Understanding the algorithms behind text comparison tools like Git diff.

algorithmstechnicalgit

Diff Algorithms

Diff tools find the differences between two texts. Here's how they work.

The Problem

Given two sequences, find the minimum edit operations (insert, delete) to transform one into the other.

Longest Common Subsequence (LCS)

Most diff algorithms are based on finding the LCS.

A: "ABCDEF"
B: "ABXDEF"
LCS: "ABDEF" (length 5)

Difference = chars not in LCS
A has: C (deleted)
B has: X (inserted)

Myers' Algorithm

The standard algorithm (used by Git). Finds the shortest edit script.

Time: O((N+M)×D) where D = edit distance
Space: O((N+M)×D) or O(N+M) with optimization

For similar files (small D): Nearly linear
For very different files: Up to O(N×M)

Patience Diff

Alternative algorithm that produces more readable diffs.

1. Find unique lines that appear once in both files
  • Use these as "anchors"
  • Recursively diff between anchors

Better for:
  • Code refactoring
  • Moved blocks of code
  • Structural changes

Git Diff Options

# Default (Myers)
git diff
# Patience algorithm
git diff --patience
# Histogram (faster patience)
git diff --histogram

Frequently Asked Questions

Common questions about this topic

Git's default Myers algorithm optimizes for minimal edits, not human readability. When code is moved or refactored, it may match wrong lines. Try 'git diff --patience' or '--histogram' for clearer results on structural changes. Context matters for good diffs.

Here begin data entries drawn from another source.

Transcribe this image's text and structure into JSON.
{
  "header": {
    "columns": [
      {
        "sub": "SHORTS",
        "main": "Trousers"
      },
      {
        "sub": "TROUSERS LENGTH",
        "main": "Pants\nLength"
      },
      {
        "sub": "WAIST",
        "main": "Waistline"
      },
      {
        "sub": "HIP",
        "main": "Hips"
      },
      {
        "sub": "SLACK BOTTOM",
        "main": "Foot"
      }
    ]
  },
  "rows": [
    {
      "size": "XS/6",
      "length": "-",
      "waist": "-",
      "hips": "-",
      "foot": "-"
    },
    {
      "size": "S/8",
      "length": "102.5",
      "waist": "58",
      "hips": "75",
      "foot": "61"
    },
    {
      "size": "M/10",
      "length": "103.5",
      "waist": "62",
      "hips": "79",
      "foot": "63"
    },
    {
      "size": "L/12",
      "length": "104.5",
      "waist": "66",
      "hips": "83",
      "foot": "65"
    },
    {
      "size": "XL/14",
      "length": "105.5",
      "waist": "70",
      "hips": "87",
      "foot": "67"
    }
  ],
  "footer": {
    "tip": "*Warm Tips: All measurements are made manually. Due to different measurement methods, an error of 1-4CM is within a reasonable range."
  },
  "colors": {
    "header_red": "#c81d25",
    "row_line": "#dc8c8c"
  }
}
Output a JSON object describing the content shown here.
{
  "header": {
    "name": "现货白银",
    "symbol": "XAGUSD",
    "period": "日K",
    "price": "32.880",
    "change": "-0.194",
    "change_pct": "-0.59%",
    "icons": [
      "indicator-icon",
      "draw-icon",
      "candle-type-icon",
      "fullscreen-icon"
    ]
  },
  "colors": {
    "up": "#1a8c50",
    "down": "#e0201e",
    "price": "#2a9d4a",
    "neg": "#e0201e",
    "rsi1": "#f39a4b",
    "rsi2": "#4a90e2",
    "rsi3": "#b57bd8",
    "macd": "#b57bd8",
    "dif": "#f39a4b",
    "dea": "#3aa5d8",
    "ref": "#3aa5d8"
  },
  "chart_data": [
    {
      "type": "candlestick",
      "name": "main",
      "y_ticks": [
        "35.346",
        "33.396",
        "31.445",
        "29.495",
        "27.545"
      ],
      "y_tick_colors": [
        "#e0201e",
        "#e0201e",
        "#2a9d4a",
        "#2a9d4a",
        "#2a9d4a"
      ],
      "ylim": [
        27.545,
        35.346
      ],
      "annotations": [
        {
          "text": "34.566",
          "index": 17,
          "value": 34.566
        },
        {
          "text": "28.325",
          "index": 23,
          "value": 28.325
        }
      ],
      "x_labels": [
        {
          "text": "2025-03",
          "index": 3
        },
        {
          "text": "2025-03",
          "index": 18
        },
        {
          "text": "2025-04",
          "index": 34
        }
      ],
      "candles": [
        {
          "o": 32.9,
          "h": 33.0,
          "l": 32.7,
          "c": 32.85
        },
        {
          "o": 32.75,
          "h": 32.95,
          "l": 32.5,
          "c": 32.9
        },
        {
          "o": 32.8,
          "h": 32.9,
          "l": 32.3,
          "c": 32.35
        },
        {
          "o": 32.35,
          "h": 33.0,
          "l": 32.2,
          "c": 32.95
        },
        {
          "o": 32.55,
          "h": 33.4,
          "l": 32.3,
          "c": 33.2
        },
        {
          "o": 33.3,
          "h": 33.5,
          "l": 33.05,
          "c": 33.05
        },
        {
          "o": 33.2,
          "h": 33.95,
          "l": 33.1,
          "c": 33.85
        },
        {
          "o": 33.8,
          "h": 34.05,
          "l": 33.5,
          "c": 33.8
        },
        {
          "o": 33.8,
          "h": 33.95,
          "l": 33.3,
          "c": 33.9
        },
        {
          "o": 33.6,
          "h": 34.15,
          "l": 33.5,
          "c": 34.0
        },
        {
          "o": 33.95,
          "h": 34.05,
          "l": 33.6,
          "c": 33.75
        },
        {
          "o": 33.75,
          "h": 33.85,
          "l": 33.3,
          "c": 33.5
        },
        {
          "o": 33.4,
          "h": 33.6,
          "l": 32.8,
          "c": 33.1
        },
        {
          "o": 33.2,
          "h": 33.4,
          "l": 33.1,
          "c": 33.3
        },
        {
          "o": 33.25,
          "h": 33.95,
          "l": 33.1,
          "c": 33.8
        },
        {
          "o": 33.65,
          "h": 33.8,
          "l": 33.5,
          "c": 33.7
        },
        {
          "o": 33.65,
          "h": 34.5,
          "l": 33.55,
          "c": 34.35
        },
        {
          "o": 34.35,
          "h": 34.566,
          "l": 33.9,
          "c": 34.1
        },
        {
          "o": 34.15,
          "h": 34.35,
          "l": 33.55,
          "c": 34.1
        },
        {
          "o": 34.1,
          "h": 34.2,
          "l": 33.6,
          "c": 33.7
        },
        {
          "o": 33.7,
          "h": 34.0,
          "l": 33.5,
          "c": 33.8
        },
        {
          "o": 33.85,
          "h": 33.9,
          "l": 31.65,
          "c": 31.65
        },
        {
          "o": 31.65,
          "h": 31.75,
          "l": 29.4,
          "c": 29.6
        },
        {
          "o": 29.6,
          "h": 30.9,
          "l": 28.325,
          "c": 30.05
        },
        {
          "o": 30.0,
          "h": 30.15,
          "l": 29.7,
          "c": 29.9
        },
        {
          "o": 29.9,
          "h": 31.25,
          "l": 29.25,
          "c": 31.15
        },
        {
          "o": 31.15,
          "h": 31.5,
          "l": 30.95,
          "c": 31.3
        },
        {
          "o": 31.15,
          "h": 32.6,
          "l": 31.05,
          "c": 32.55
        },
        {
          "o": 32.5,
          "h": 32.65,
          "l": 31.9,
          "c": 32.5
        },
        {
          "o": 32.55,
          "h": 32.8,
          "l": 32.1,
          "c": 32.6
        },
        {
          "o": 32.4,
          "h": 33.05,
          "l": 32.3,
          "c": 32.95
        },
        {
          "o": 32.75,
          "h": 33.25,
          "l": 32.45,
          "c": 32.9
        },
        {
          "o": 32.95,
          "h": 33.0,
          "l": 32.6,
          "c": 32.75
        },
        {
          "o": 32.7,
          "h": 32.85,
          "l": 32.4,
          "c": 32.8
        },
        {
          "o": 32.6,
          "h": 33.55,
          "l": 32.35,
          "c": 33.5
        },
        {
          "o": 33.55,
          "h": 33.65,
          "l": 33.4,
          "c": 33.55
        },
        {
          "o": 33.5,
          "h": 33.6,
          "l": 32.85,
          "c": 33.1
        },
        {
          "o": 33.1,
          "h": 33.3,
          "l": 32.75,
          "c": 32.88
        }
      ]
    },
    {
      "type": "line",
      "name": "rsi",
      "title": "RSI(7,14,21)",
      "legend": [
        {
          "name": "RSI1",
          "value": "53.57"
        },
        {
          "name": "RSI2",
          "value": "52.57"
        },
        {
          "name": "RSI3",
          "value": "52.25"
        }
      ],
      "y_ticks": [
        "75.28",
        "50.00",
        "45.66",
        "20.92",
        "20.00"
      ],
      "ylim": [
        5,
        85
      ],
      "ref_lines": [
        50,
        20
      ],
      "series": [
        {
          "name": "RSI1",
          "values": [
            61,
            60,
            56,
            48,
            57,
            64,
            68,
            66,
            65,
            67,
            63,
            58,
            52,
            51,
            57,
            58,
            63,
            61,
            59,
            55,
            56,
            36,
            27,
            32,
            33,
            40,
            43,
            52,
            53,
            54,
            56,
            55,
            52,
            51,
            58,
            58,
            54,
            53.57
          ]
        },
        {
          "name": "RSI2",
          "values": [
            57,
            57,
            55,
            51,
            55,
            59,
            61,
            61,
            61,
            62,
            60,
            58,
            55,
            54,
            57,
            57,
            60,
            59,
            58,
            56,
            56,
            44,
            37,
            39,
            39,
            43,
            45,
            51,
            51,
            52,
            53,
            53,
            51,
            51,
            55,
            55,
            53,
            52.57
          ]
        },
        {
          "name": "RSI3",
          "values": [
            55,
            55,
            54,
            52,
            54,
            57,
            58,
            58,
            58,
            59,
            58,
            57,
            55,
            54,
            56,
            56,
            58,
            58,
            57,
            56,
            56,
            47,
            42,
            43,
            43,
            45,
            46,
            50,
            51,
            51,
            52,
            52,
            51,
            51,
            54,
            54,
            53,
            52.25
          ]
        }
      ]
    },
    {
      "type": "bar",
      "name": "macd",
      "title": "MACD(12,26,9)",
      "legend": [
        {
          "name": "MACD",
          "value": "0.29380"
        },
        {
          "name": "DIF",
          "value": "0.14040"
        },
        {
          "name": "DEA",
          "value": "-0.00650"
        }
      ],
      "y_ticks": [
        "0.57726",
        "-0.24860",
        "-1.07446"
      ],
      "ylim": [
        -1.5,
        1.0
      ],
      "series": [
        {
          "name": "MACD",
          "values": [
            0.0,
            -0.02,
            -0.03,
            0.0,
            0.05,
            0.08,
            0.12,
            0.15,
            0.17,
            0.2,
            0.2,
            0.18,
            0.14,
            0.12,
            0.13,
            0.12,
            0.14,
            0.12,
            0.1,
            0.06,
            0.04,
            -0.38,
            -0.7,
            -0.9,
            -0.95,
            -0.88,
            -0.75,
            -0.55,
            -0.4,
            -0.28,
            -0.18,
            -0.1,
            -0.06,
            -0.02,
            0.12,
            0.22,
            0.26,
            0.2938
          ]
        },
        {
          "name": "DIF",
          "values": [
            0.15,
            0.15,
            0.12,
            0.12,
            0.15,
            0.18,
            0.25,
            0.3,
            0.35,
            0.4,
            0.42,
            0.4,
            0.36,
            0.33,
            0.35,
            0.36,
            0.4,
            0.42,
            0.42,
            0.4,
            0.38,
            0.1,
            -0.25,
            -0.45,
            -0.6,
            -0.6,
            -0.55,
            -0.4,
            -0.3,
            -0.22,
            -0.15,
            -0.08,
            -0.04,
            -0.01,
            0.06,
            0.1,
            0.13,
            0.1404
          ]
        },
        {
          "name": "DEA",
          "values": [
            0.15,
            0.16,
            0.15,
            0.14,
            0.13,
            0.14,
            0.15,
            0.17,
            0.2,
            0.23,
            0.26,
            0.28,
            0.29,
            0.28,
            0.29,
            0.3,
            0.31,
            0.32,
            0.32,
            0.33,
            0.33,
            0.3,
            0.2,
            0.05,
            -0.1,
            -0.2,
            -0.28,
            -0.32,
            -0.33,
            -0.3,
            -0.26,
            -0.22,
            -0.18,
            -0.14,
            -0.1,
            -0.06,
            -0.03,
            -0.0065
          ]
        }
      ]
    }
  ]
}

Myers algorithm: O((N+M)×D) where N,M are file lengths and D is edit distance. For similar files (small D), it's nearly linear. For completely different files, it approaches O(N×M). Patience diff has similar complexity but better average cases for code.

Text diff shows binary files as 'binary files differ'. For meaningful binary diffs: use specialized tools (image diff, hex diff), convert to text representation first, or use binary diff tools that output patches. Git can diff some binary formats with proper configuration.